La vulnerabilidad de autorización ausente en el plugin WP Datepicker para WordPress permite la modificación no autorizada de datos debido a la falta de una verificación de capacidad en la función wpdp_add_new_datepicker_ajax() en todas las versiones hasta, e incluyendo, la 2.1.0. Esto permite a atacantes autenticados, con acceso de nivel suscriptor y superior, actualizar opciones arbitrarias que pueden ser utilizadas para la escalada de privilegios.

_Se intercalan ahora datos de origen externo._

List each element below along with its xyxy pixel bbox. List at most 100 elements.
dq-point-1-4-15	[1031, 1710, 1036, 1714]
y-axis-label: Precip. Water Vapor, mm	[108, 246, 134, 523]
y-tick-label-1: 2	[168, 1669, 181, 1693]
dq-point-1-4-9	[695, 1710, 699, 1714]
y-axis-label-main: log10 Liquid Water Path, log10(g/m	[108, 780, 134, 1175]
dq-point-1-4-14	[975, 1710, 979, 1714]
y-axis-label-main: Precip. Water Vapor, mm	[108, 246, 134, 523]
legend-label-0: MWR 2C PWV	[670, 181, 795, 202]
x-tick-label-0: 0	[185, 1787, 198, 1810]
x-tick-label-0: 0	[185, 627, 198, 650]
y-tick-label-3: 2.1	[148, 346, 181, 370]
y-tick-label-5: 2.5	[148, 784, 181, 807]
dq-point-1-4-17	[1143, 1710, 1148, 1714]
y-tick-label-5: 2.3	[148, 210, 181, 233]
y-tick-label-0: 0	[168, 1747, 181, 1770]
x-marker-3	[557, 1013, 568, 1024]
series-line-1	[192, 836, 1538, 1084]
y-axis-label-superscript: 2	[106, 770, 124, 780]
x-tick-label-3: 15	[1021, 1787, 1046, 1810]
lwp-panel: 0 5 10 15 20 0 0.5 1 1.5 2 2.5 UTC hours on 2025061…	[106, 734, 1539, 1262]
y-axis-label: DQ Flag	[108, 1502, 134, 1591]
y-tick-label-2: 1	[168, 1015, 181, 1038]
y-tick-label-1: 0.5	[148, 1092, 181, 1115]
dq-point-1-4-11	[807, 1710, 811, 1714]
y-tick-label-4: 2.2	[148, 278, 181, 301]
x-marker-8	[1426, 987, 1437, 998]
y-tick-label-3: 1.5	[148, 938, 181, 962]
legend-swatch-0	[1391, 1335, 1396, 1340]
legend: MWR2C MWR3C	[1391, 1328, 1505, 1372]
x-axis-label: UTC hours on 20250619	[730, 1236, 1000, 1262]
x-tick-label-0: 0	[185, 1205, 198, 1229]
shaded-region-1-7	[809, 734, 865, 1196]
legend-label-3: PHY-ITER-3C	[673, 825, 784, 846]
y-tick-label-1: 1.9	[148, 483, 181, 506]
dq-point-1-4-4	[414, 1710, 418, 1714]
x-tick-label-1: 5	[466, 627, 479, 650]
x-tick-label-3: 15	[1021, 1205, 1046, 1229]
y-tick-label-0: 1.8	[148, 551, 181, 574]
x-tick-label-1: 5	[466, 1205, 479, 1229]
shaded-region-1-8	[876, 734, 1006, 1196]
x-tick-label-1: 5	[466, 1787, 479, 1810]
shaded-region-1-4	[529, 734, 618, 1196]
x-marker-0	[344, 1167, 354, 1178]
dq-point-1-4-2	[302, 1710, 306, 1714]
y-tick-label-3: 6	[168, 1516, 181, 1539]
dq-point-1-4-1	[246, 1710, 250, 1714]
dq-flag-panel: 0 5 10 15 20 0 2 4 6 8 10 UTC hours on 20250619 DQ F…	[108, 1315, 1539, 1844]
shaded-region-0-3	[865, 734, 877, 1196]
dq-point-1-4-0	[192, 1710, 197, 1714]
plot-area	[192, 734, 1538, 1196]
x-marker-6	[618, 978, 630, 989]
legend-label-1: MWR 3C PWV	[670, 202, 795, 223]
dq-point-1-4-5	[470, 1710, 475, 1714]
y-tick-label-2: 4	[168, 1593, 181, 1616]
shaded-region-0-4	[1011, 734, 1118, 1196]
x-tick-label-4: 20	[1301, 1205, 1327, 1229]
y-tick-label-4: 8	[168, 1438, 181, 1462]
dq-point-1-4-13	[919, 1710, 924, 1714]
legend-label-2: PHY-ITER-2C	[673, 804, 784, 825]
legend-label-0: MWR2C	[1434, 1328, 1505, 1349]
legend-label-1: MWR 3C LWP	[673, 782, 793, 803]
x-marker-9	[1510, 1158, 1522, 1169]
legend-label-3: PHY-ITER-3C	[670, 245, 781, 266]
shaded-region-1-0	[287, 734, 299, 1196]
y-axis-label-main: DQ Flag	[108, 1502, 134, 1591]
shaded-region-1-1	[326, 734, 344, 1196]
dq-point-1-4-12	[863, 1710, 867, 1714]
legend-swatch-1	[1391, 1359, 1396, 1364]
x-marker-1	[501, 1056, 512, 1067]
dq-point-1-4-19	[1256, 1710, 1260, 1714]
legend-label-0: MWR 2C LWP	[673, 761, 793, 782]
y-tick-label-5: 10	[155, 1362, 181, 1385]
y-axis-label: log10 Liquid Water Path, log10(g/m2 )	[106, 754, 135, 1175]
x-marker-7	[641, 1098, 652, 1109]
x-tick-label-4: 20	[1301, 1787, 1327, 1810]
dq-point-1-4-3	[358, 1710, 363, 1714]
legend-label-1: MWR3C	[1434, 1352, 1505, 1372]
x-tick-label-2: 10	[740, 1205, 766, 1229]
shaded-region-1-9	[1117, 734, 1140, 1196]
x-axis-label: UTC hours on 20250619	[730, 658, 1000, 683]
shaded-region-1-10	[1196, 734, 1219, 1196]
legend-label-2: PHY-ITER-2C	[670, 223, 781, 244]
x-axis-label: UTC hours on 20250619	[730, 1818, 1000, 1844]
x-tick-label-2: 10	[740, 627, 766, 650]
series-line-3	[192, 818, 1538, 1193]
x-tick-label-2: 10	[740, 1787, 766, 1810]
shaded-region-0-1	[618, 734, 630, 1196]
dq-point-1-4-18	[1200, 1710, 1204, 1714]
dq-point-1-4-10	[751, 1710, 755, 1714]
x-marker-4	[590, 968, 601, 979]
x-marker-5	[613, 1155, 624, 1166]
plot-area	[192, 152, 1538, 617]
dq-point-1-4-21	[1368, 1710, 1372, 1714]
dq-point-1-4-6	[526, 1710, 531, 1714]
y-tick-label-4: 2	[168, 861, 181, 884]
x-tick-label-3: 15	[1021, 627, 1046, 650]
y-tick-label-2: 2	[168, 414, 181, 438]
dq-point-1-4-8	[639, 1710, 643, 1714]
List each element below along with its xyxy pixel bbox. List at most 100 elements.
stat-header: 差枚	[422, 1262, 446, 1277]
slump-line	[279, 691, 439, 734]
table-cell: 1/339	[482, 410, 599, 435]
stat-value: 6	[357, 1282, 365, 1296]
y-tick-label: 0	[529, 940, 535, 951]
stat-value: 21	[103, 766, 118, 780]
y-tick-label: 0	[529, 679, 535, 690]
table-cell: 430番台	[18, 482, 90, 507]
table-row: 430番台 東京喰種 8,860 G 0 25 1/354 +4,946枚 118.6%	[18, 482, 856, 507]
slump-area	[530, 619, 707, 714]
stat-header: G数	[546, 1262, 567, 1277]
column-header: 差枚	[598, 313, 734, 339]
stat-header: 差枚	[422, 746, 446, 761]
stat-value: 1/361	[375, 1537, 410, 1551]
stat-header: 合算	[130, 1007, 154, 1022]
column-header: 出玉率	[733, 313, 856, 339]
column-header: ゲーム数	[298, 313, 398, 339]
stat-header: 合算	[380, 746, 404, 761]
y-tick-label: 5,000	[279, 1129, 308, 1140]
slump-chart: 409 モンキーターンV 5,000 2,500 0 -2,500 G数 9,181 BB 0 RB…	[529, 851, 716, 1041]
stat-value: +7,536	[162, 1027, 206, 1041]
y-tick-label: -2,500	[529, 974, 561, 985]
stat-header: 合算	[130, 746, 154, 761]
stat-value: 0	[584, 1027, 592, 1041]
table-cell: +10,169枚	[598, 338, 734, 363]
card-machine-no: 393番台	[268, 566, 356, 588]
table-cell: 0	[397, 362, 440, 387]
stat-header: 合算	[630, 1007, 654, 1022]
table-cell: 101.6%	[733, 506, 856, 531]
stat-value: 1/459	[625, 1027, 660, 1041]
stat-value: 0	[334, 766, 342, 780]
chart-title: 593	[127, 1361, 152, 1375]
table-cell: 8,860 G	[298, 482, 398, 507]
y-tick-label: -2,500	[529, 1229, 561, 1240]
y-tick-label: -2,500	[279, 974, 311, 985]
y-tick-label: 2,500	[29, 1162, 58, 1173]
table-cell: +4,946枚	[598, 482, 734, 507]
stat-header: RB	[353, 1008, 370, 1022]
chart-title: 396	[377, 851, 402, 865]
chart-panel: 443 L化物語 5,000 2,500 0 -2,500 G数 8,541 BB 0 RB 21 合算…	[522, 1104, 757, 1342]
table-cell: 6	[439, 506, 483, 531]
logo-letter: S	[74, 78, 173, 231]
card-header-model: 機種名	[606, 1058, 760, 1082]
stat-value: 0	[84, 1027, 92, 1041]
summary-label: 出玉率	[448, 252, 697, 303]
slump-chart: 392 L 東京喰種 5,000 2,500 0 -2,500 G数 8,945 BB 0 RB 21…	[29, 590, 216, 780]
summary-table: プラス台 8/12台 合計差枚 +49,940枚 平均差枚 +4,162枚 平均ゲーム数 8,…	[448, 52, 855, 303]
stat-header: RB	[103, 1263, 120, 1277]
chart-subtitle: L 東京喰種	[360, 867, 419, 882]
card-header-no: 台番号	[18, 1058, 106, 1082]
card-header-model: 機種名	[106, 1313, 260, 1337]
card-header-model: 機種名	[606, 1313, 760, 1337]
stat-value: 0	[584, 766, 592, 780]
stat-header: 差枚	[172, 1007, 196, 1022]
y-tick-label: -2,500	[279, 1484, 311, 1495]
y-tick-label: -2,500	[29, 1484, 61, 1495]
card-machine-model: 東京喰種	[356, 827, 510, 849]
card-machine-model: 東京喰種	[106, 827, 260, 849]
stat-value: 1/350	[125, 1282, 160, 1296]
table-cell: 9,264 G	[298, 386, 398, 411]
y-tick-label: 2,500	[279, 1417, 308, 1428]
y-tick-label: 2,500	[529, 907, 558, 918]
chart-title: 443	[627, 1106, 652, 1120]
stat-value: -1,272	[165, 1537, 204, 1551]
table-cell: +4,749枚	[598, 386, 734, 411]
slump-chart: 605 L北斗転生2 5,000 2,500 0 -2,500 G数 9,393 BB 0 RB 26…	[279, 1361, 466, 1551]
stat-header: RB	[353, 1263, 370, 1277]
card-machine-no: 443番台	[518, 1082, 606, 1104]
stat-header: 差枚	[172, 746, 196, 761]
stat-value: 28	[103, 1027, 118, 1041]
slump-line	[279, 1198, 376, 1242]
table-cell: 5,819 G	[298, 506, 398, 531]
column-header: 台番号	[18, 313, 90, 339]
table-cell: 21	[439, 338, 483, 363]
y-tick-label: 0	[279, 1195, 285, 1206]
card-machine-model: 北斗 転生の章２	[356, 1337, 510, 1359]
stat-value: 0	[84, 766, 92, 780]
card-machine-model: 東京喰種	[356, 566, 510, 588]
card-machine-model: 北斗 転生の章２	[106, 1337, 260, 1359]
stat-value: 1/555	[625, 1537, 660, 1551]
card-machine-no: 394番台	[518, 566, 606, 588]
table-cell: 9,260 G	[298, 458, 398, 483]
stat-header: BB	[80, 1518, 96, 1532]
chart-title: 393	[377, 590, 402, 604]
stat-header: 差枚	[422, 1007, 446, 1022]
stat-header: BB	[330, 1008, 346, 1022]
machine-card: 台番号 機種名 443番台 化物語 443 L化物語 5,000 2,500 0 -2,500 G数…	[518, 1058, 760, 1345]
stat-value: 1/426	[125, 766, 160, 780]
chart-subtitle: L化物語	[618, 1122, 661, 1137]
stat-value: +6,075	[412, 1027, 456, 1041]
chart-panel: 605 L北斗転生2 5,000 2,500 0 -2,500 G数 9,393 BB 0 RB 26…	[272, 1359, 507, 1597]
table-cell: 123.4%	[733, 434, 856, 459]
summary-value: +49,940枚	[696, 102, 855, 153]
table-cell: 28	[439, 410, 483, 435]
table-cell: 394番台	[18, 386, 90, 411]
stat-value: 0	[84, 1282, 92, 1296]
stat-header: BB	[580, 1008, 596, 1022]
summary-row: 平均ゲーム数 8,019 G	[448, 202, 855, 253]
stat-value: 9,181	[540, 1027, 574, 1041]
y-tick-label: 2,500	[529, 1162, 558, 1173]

La versión 2.1.0 del plugin WP Datepicker para WordPress es vulnerable a la actualización no autorizada de opciones debido a un error de autorización ausente. Esto podría permitir a atacantes autenticados con roles de suscriptor y superiores actualizar opciones arbitrarias, lo que potencialmente podría llevar a la escalada de privilegios en el sitio web. Se recomienda a los usuarios que actualicen a la versión 2.1.1 del plugin, que ha corregido completamente esta vulnerabilidad.
Es importante mantener todos los plugins de WordPress actualizados para protegerse contra posibles vulnerabilidades de seguridad. En el caso de WP Datepicker <= 2.1.0, los usuarios deben actualizar a la versión 2.1.1 para mitigar el riesgo de ataques de escalada de privilegios.